Localizados en Coria (Sevilla) tres menores encerrados en casa por sus padres para evitar su retirada por desamparo

Agentes de la Policía Nacional han detenido en Coria del Río (Sevilla) a los padres de tres menores que se encontraban desaparecidos desde 2017 para evitar la retirada de los mismos por desamparo, en virtud de una resolución del Servicio de Protección de Menores. Los menores permanecían retenidos por sus padres en un piso ocupado de Coria, donde fueron localizados finalmente por los investigadores.

Los hechos se remontan a junio de 2017, cuando el Servicio de Protección de Menores de la Junta de Andalucía, en una resolución de desamparo, ordenó la retirada de tres menores de 2,3 y 8 años de edad, de la custodia de sus padres que por aquellas fechas vivían en la barriada del Polígono Sur de Sevilla.

Agentes del Área de Protección al Menor (Aprome) de la Unidad del Cuerpo Nacional de Policía, al ir a ejecutar la resolución, comprobaron que los padres habían abandonado el barrio con sus hijos, desconociendo el paradero de la familia.

Todas las gestiones realizadas para localizar a los padres y a los menores resultaron infructuosas, hasta que el pasado mes de febrero, agentes de la Comisaría de Policía Nacional de Coria de Río compartieron con la unidad de la Policía Nacional adscrita a la Junta de Andalucía los datos de un matrimonio que había sido filiado con motivo de una reciente ocupación realizada en una casa en la localidad de Coria, motivo por el que se iniciaron las pesquisas para determinar y comprobar el paradero de los menores.

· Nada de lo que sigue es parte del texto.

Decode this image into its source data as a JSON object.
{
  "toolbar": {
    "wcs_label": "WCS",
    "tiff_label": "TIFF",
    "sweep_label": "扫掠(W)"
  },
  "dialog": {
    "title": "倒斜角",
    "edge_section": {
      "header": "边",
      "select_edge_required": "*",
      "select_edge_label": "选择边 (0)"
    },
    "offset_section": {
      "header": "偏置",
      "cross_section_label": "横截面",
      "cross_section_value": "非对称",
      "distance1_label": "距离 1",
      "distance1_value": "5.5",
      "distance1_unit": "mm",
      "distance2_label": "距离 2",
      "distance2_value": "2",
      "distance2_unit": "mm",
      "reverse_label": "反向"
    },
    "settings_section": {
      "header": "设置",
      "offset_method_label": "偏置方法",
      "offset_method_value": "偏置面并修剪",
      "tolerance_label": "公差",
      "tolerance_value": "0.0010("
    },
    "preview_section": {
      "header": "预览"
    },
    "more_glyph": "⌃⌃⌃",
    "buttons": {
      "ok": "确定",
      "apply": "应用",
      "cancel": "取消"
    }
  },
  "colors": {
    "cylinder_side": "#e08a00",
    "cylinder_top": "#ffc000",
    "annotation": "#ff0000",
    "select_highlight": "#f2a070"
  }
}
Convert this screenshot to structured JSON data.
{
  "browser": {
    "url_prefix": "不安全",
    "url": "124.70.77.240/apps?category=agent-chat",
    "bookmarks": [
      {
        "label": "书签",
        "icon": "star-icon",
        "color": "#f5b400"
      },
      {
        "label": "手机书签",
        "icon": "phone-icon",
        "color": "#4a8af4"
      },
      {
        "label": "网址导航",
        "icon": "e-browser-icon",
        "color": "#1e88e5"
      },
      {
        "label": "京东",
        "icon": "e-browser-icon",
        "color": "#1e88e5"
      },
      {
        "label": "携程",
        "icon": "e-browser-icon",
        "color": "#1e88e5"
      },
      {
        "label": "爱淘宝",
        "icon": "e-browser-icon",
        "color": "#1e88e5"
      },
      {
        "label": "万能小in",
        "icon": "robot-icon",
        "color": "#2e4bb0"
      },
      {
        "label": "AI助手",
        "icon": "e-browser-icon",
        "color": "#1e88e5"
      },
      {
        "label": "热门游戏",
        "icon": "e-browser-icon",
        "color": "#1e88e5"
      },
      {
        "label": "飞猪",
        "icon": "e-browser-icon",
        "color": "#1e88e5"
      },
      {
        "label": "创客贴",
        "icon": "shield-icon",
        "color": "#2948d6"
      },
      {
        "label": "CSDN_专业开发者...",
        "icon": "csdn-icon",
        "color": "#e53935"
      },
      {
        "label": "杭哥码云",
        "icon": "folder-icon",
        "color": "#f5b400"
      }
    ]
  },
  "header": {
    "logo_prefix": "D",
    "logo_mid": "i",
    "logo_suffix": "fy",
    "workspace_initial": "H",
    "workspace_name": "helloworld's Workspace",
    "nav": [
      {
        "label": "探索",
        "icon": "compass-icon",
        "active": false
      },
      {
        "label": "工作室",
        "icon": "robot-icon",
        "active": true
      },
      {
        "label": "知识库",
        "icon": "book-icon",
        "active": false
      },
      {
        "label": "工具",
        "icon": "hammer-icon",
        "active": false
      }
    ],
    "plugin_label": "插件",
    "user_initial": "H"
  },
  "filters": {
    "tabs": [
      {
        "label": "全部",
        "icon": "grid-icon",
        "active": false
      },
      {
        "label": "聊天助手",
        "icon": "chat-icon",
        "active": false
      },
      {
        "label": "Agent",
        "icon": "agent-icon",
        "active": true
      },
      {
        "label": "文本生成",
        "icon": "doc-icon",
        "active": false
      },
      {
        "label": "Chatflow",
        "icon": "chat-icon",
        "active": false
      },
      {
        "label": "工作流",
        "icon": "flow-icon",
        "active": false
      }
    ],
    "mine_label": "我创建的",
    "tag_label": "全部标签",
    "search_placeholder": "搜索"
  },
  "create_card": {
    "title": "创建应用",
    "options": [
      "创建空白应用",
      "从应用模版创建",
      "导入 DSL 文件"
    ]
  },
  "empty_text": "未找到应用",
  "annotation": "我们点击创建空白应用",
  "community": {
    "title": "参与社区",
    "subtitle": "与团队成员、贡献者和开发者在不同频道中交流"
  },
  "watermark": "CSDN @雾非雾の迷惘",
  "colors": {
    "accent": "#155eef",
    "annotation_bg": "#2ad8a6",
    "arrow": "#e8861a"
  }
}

Durante el dispositivo de vigilancia establecido de manera simultánea por los efectivos de la Policía Nacional de la Comisaría Local de Coria del Río y agentes del Aprome pertenecientes a la unidad adscrita a la Junta de Andalucía, se pudo comprobar que las únicas personas que salían de la vivienda eran los padres y adoptando medidas de seguridad antes de abandonar el inmueble para comprobar que no eran vigilados por nadie.

PUERTA BLINDADA

Además, descubrieron que la puerta blindada anti okupa de la vivienda carecía de llaves para su apertura y era golpeada a su vuelta por los progenitores a modo de contraseña, para ser abierta desde el interior por uno de los menores.

Los agentes pudieron comprobar durante la investigación que los tres hermanos no acudían al colegio ni asistían al médico, siendo privados de su normal desarrollo evolutivo y emocional al ser obligados a permanecer encerrados en el domicilio, privándoles de su libertad deambulatoria.

Así, fue organizado un dispositivo formado por todas las unidades policiales implicadas y se procedió el pasado 3 de marzo a la entrada en el domicilio en virtud de un auto de un juzgado de Instancia y Familia, encontrando en su interior a los menores, los cuales fueron puestos inmediatamente a disposición de los servicios de protección de menores de la Junta de Andalucía.

A la madre se les imputan los delitos de sustracción de menores y detención ilegal y al padre además el de atentado a agente de la autoridad, por agredir a un policía mientras permanecía custodiado en los calabozos a la espera de ser puesto a disposición judicial.